Meio ambiente

COP 28: MME participa de discussões sobre redução de CO2 em setores de difícil descarbonização

Secretário Pietro Mendes representou a pasta e destacou o papel da cooperação internacional para o estabelecimento de critérios internacionais para combustíveis sustentáveis

02/12/2023 15:00
COP 28: MME participa de discussões sobre redução de CO2 em setores de difícil descarbonização
Foto: Divulgação/MME

 

As iniciativas brasileiras para reduzir as emissões de CO2 de setores de difícil descarbonização, como as do transporte aéreo e da frota de veículos pesados foram apresentadas pelo Ministério de Minas e Energia (MME) em painel da iniciativa global de aceleração de combustíveis do futuro (Future Fuels Accelerator of Clean Energy Ministerial - CEM). O secretário Nacional de Petróleo, Gás Natural e Biocombustíveis do MME, Pietro Mendes, representou a pasta nas discussões, que ocorreram neste sábado (02/12), na COP 28.

Sob a liderança do ministro Alexandre Silveira, diversas ações que aprofundam a descarbonização dos transportes foram retomadas, como o aumento da mistura de biodiesel ao diesel vendido ao consumidor final, de 10% para 12%, com mandatos estabelecidos até 15%, em 2026. As metas anuais do RenovaBio também foram retomadas, beneficiando os produtores de biocombustíveis com Créditos de Descarbonização (CBIOs) e compensando as emissões dos combustíveis fósseis.

"Alguns setores são especialmente difícies de se descarbonizar, tanto que estamos diante de uma demanda quase que imensurável e uma oferta que não acompanha essa demanda.
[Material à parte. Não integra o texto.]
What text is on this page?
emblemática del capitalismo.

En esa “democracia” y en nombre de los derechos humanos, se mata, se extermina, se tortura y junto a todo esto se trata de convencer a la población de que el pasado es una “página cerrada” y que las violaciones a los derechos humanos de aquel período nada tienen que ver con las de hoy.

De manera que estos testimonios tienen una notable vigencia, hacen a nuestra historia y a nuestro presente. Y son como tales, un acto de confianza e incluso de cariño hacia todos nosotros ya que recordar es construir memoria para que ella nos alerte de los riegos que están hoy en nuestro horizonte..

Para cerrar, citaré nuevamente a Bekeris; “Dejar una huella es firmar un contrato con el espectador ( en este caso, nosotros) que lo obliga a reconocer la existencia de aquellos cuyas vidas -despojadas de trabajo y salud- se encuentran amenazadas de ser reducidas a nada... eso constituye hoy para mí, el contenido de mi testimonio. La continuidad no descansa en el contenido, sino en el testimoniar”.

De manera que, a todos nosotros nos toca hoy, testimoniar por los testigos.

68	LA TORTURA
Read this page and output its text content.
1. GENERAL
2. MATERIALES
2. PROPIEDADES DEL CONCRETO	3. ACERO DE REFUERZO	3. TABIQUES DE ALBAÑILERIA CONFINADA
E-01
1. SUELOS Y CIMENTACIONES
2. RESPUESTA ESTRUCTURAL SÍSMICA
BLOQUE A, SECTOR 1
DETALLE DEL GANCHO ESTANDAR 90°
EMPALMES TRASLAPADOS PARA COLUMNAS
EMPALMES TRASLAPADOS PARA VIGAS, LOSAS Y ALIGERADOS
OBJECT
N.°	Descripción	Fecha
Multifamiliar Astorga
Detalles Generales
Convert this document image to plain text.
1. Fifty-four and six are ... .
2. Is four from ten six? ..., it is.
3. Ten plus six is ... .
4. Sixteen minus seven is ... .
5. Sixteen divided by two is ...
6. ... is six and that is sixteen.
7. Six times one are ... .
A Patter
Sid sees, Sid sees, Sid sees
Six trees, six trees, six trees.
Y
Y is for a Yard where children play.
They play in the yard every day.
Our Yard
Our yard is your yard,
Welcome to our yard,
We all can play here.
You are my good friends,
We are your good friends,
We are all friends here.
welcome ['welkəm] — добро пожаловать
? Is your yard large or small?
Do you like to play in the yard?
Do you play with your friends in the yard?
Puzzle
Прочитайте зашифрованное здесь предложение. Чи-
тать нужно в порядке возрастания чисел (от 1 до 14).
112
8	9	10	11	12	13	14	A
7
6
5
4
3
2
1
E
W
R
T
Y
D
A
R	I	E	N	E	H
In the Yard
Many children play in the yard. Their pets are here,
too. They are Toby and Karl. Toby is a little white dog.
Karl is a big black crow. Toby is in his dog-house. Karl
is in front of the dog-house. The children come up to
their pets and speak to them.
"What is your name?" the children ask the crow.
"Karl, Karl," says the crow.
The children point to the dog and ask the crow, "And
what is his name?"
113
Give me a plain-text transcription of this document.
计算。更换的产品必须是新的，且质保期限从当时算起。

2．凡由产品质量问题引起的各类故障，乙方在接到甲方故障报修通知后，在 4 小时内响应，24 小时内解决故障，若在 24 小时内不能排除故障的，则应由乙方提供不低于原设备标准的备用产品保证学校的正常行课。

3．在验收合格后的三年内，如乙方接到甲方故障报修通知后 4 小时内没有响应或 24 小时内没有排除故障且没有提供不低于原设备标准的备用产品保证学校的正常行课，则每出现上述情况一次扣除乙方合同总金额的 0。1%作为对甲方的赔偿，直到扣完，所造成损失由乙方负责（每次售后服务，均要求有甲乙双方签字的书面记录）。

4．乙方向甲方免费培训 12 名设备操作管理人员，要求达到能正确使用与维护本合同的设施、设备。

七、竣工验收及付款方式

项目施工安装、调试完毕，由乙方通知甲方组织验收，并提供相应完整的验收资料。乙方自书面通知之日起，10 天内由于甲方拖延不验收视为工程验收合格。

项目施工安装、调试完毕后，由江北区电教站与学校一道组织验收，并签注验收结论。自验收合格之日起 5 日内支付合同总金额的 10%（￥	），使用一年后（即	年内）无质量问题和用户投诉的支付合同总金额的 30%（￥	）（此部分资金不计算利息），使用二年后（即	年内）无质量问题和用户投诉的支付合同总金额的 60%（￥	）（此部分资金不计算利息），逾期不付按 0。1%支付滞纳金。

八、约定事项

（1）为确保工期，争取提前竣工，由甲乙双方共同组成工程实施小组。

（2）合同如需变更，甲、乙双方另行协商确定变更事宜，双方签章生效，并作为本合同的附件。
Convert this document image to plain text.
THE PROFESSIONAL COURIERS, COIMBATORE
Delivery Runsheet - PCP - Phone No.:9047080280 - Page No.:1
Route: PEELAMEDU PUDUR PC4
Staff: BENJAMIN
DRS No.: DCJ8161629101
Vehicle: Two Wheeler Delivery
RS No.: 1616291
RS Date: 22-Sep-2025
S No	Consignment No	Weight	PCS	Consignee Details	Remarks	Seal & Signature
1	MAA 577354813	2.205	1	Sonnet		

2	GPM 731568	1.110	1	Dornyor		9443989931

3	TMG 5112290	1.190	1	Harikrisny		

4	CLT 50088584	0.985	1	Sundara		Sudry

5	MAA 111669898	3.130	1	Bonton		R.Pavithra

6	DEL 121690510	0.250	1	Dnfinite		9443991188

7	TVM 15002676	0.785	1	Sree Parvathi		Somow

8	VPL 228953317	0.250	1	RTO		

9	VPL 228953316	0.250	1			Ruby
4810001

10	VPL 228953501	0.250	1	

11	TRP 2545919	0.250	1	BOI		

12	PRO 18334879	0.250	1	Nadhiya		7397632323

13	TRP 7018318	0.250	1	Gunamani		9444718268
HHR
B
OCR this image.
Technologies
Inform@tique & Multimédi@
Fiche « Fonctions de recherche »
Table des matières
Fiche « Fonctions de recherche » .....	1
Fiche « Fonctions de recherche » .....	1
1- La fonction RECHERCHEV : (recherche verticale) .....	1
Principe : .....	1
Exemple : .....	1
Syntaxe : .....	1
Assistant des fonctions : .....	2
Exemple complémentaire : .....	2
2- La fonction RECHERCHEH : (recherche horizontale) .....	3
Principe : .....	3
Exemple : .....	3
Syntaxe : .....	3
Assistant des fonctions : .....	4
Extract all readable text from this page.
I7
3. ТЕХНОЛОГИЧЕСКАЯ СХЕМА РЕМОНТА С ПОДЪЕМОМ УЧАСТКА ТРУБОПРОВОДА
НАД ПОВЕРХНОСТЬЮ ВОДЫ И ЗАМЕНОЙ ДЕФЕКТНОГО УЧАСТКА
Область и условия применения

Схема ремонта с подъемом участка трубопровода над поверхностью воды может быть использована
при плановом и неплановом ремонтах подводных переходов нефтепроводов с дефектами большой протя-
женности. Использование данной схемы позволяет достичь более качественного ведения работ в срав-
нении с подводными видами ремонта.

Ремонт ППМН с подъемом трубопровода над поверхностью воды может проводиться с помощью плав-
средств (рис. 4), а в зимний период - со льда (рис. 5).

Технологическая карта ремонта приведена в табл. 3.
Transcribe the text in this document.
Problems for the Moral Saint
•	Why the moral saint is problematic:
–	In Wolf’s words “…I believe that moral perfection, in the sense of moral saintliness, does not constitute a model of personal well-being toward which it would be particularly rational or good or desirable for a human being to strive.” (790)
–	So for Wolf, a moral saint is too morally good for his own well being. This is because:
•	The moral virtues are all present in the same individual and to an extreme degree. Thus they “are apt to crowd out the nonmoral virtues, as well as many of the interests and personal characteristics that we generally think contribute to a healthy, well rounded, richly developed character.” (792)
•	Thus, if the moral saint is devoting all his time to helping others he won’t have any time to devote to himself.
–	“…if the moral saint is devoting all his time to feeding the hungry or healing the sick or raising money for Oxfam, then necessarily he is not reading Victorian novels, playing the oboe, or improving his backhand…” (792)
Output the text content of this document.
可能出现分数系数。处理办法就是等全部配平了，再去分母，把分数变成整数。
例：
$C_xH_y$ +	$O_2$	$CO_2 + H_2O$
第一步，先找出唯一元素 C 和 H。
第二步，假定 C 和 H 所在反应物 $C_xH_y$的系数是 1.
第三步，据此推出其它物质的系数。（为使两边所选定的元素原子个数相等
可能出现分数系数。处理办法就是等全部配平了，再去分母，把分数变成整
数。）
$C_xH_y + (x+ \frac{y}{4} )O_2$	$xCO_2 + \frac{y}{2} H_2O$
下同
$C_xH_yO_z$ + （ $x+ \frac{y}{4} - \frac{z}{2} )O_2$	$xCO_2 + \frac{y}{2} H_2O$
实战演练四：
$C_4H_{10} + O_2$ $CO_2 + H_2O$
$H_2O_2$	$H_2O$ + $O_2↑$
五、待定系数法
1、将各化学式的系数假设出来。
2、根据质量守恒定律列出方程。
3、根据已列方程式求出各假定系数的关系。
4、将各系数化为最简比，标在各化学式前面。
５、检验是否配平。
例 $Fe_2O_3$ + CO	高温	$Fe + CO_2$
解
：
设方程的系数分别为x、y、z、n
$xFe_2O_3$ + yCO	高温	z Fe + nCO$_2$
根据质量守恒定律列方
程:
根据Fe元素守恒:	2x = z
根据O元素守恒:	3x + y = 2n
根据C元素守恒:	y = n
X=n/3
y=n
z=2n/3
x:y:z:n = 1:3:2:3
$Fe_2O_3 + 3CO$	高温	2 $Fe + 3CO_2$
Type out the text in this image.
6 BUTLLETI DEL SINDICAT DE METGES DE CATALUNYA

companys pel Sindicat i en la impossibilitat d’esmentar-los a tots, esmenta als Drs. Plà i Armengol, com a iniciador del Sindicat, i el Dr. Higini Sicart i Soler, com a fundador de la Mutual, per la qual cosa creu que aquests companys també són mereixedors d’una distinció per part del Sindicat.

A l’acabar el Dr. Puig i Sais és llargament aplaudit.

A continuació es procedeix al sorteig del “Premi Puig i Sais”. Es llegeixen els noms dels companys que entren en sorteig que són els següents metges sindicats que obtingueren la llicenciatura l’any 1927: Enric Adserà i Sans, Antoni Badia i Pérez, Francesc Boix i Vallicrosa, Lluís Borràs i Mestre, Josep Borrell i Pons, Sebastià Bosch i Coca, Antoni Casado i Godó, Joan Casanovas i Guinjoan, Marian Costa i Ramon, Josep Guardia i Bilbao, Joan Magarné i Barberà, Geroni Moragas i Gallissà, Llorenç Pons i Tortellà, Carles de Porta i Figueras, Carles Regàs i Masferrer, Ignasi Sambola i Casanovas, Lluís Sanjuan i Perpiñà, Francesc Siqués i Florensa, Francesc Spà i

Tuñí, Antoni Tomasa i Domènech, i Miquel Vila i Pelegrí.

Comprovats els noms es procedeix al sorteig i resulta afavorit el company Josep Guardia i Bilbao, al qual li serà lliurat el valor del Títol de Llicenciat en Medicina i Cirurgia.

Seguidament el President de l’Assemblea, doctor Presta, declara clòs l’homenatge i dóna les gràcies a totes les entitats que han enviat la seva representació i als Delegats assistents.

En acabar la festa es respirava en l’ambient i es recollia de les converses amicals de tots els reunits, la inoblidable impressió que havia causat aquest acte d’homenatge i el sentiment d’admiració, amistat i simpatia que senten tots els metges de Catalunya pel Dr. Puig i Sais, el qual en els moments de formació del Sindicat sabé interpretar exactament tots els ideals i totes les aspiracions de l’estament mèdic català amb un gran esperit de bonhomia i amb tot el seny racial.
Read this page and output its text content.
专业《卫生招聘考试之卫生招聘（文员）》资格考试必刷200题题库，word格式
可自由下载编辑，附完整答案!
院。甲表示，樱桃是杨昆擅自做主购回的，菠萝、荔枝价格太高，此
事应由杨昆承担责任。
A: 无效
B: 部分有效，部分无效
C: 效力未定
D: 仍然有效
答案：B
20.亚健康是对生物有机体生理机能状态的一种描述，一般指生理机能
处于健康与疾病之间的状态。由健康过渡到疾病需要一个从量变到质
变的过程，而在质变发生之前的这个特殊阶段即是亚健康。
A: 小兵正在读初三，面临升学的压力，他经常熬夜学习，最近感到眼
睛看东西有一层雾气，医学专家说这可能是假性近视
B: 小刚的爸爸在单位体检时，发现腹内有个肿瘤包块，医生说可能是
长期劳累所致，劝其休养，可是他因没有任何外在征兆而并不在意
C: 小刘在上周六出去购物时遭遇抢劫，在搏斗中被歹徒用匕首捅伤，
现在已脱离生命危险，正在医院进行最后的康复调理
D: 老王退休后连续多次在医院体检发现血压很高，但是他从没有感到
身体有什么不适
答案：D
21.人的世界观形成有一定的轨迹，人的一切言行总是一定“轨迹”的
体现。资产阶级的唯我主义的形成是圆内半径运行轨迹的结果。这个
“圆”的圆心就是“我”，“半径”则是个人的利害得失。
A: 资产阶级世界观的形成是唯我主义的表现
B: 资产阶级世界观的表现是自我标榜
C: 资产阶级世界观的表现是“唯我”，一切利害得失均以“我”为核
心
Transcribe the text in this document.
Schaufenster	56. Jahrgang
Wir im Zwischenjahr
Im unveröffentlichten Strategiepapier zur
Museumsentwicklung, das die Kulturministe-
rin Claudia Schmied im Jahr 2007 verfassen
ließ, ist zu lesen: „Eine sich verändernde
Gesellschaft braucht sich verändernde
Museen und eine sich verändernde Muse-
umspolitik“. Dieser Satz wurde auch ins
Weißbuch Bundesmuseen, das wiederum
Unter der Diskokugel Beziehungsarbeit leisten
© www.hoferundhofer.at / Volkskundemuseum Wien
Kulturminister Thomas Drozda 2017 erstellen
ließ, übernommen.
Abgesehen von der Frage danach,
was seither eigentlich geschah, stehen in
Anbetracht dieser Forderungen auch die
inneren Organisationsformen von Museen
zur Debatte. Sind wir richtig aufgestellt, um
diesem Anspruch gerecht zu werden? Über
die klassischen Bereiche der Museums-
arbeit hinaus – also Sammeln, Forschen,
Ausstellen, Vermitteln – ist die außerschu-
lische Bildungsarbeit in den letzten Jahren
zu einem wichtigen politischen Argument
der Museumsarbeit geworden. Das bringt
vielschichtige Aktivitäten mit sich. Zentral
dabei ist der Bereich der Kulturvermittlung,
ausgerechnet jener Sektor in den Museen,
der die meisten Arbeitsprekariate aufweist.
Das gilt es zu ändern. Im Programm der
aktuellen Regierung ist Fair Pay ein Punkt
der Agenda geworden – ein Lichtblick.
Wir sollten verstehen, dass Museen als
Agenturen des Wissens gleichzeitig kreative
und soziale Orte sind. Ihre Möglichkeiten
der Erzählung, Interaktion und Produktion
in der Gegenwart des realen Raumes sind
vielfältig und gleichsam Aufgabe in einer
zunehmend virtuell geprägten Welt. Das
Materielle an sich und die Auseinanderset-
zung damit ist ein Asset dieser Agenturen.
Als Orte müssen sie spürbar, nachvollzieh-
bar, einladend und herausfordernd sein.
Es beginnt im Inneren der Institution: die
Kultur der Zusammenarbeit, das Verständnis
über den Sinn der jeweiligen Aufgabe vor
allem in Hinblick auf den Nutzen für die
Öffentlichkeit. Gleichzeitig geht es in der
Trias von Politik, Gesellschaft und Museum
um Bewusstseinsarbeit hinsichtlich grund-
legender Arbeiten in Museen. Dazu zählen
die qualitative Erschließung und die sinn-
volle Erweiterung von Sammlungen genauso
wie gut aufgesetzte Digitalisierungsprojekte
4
Essa é a oportunidade que o Brasil deve aproveitar para ampliar a sua liderança no setor dos biocombustíveis. Podemos nos tornar um dos maiores produtores globais de hidrogênio, diesel verde e combustível sustentável de aviação. Isso vai aumentar o nosso PIB, a nossa arrecadação, o desenvolvimento tecnológico de motores e gerar empregos qualificados e renda para a população brasileira", enfatizou Silveira.

Combustível do Futuro

Durante a sua apresentação, o secretário Pietro Mendes apresentou todos os pontos do Projeto de Lei Combustível do Futuro, que tramita no Congresso Nacional. A nova política de descarbonização da mobilidade estabelece mandados para a adição de diesel verde ao diesel em até 3% para reduzir tanto as emissões quanto a dependência de importação do derivado fóssil. Para o setor aéreo, a meta é cortar as emissões em 10% até 2037.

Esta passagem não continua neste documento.